After receiving no takers to run a proposed homeless shelter in the city, the Vista City Council is changing course and instead will pursue a safe parking lot for people who live in their vehicles.
Sylvia Solis Daniels, Vista’s housing programs manager, said three service providers had inquired about running a shelter, but none submitted a formal response to the city’s request for proposals by the time the 60-day window closed at the end of March.
Daniels said the city may pursue a shelter again sometime in the future, but its immediate focus is on creating permanent supportive housing and a safe parking lot. The City Council will discuss requests for proposals for the parking lot at Tuesday night’s meeting.
Vista owns 13 sites that could have been used for a shelter. Daniels said some are vacant lots and some have structures, but none have hotels or other types of buildings that could have been easily converted into a shelter, and the applicant would have had to identify a plan to make a site work.
“You’d be packaging a development project and a service project,” she said. “In hindsight, it was a heavy lift for any partner.”
Funding sources could have been identified for building a shelter, but not for its $2.5 million annual operating costs, she said.
That was one of the deal-breakers for Interfaith Community Services.
“Talking to city staff, they said, ‘We know we can’t afford to pay for 100 percent of the shelter, but we’ve talked to the county, and they were hopeful,’” said Greg Anglea, president and CEO of Interfaith. “But all of that was just too nebulous. None of it was clear. And unfortunately, the county does not appear to be making that commitment for operational funding for any additional shelters.”
While the county has committed to providing access to its behavioral health services and case management for any new shelter, Anglea said they’re not funding additional staff members for those services, and he fears existing staff would be stretched thin at new facilities.
“We believe the county needs to step up and provide additional services for new shelters, not just existing resources,” he said. “The existing resources will not be sufficient.”
Anglea said Interfaith was very interested in helping Vista open a shelter because he sees a pressing need for more beds to get homeless people off the street in North County.
“Right now in North County, we have 99 beds,” he said. “That’s pitiful when you have 1,400 homeless people in North County identified in the point-in-time count.”
Interfaith did bid to run Oceanside’s shelter, which is expected to open later this year, but the Oceanside City Council chose the San Diego Rescue Mission instead. Anglea said Interfaith bid for that shelter because the city had committed $700,000 in operational costs, and that money could help fund behavioral health services at the facility.

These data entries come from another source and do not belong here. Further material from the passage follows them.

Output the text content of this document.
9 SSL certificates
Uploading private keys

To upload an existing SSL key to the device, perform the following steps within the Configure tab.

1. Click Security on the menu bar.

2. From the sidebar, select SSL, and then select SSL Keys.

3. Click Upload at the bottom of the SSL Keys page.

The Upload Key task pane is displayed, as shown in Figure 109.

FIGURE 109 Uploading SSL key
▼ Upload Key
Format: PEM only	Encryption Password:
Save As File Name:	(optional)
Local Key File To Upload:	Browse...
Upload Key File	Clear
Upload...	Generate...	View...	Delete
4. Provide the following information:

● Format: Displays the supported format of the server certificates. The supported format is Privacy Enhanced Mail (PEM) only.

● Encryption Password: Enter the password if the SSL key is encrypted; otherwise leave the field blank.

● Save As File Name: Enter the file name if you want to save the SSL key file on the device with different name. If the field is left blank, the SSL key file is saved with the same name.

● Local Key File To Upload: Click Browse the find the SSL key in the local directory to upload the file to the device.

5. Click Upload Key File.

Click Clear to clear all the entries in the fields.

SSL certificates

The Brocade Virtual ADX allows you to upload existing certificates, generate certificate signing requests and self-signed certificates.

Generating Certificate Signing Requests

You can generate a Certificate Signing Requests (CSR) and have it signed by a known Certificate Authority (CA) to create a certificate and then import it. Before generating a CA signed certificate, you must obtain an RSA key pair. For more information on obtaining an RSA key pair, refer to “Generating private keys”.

Daniels said the two other service providers that expressed interest in operating a Vista shelter were the San Diego Rescue Mission and Operation Hope. Neither submitted formal proposals, but for reasons different than Interfaith’s, she said.

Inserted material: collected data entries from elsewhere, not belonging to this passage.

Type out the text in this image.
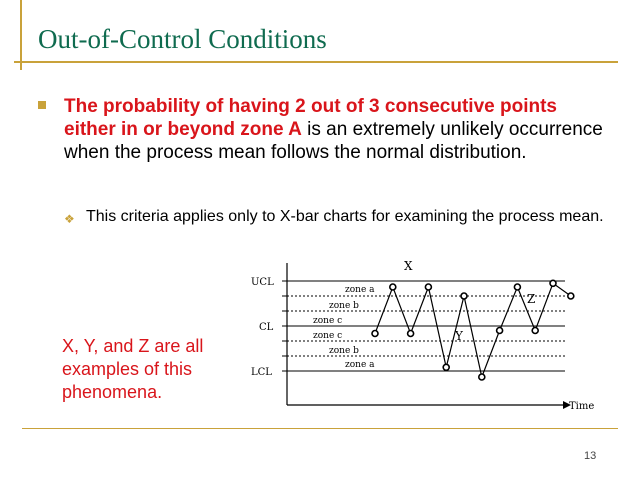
Out-of-Control Conditions
The probability of having 2 out of 3 consecutive points either in or beyond zone A is an extremely unlikely occurrence when the process mean follows the normal distribution.
❖ This criteria applies only to X-bar charts for examining the process mean.
X, Y, and Z are all examples of this phenomena.
UCL
CL
LCL
zone a
zone b
zone c
zone c
zone b
zone a
X
Y
Z
Time
13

Daniels said San Diego Rescue Mission President and CEO Donnie Dee said they were in the process of opening the Oceanside shelter and another in National City, so the timing wasn’t right to take on another. Operation Hope, which operates a shelter for women and families, also saw the timing as not right because they have a new executive director, she said. The move would have been a significant transition for Operation Hope, she added, because its shelter has restrictions on who it will take in, and the new shelter would have a low-barrier policy, meaning people are not turned away in most cases.
Daniels said the city is closer to opening a safe parking lot than a shelter, so that will be its next focus. She said the city also may apply for part of a $10 million grant the county is offering to cities to help open shelters, safe parking, safe campgrounds or related programs. Sites for the parking lots already have been identified, she said, and the county is prioritizing cities with near-ready plans in the grant program.
The city also plans to release requests for proposals to create permanent supportive housing this August, she said. Millions of dollars left over from the city’s redevelopment agency, which was dissolved by the state in 2012, and Vista is allowed to use the money for permanent supportive housing, Daniels said.